Прежде всего оркестрантов повели, разумеется, осматривать необыкновенной красоты творение рук человеческих, заранее подготовив публику к созерцанию священного места, зеркально отражавшегося в водах озера, обращая особое внимание на необыкновенную уединенность храма на краю озера, на его трехъярусную структуру и ослепительный блеск золотых пластин, покрывавших его стены, равно как и на аккуратно обложенную в виде золотой черепицы кровлю, балконные ограждения, окружавшие каждый этаж, – словом, все, что с величайшим искусством и продуманностью превращало этот храм в подобие неповторимо прекрасной и удобной виллы, получившей столетия спустя название «Золотого Павильона» и славу образца дзен-буддистской архитектуры. И пусть даже Павильон этот был во всем мире известен по фотографиям и почтовым открыткам, живое, естественное присутствие вот здесь, в густых зарослях зеленого буйства, превращавшего всю местность в неповторимое подобие роскошного ботанического сада, захватывало зрителя видом, от которого с трудом отрывался взгляд.
– На самом деле, – объяснял гид, обращаясь к той группе, в которую попала Нóга, – на самом деле официально озеро называлось Рокуон-Джи, или «Сад храмовых оленей». Он вел свою родословную из четырнадцатого века и пережил гражданские войны века пятнадцатого… для того лишь, приходится признать, чтобы почти полностью сгореть в середине двадцатого, когда его поджег некий сошедший с ума монах, и вновь возродиться по воле всевышнего и неимоверных усилий людей и природы.
Сожжен – и восстановлен? Восторгу и удивлению музыкантов не было предела. Ведь сейчас по воле судеб чудный храм этот выглядел настолько законченно тихим и умиротворенно прекрасным, словно никакая беда не коснулась его с первой минуты его рождения.
Экскурсоводом, обслуживавшим эту группу, была маленькая и скромная японка, говорившая по-голландски с таким акцентом, что Нóга понимала ее с большим трудом. И тем не менее, что-то в ней было безыскусно-притягательное, ибо за скромностью маленькой японки Нóга угадывала свойственную и ей самой тягу к совершенно новой для нее культуре, в отличие от встречавшихся ей по жизни экскурсоводов, почти всегда путавших имена и даты. Эта – не путала и не перевирала.

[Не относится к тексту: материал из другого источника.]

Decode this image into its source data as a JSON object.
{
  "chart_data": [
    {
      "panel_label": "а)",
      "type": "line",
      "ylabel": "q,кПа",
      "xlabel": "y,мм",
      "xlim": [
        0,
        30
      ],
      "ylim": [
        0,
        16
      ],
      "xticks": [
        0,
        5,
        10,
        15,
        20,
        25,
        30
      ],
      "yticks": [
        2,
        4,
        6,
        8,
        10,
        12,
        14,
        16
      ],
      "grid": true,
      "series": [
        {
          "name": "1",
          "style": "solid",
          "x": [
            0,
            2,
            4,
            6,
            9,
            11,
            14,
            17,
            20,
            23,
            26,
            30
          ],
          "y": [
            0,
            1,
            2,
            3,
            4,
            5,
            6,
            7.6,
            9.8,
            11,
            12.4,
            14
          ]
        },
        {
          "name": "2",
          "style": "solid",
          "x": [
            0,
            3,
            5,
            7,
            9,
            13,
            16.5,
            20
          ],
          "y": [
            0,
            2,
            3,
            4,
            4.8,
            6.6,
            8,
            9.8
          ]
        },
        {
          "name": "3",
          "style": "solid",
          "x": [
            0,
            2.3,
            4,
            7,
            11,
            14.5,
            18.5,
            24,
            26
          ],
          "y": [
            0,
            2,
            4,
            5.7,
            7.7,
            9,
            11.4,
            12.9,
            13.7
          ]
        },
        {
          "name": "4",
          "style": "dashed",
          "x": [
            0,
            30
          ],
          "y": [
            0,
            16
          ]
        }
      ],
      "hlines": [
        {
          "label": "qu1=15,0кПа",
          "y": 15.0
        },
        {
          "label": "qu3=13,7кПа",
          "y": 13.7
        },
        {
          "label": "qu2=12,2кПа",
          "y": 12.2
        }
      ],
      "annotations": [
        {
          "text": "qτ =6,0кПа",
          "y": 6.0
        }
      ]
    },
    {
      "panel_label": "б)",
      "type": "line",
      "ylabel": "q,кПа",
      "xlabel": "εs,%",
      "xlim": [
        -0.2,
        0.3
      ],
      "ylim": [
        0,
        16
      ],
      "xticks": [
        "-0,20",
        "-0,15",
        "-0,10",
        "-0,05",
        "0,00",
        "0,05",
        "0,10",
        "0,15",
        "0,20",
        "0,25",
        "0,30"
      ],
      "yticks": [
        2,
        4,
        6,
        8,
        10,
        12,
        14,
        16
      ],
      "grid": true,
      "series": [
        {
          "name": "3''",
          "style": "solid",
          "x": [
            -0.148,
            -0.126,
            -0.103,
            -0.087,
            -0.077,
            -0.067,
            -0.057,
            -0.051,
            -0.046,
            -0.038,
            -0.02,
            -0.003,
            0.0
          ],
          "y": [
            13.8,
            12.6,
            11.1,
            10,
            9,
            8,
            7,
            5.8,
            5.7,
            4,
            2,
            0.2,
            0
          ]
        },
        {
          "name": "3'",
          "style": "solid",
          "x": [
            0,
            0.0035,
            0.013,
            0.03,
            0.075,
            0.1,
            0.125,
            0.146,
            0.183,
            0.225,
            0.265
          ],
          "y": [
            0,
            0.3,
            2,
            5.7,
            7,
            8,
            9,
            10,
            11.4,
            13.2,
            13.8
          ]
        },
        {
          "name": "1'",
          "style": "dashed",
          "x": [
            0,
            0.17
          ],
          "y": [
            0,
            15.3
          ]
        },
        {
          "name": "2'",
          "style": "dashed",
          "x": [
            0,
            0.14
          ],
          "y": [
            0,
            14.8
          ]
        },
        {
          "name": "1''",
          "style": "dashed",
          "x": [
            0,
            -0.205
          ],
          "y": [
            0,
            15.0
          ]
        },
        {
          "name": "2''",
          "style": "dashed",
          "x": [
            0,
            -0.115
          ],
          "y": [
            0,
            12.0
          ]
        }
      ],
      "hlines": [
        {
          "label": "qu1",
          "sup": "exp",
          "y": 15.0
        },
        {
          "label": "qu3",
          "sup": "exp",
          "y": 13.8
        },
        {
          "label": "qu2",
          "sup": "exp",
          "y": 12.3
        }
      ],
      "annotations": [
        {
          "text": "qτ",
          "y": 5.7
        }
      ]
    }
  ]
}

Для того чтобы как можно лучше разбирать этот японский вариант голландского, Нóга протиснулась поближе к тоненькой женщине, выглядевшей студенткой, экстерном изучавшей сразу несколько языков. В краткий момент затишья, в то время как большинство ее группы решило побродить вокруг озера, Нóга обратилась к маленькой японке с вопросом, который возник у нее в голове только сейчас, при более внимательном взгляде на храм:
– Какую религию исповедуют жители Японии?
– Религию? – Маленькая женщина улыбнулась и с интересом посмотрела на экскурсантку, задавшую такой нелепый вопрос.
– Боюсь, мой ответ вас удивит. Согласно проведенному недавно социологическому опросу, семьдесят пять процентов жителей Японии не относят себя к людям религиозным. Может быть, вас это удивит, но до середины девятнадцатого столетия в японском словаре не существовало такого понятия, как религия.
– Семьдесят пять процентов? – израильтянка была поражена. – Так много?
– Да. Потому что в случае, когда японец определял себя как человека религиозного, он имел в виду просто, что принадлежит к одной из религиозных сект, что в свою очередь могло означать членство его в какой-нибудь организации единомышленников, например объединении христиан. Таким образом, когда семьдесят пять процентов определяли себя нерелигиозными, это прежде всего означало, что они не относят себя персонально ни к одной из определенных сект, поскольку восемьдесят пять процентов идентифицируют себя последователями буддизма.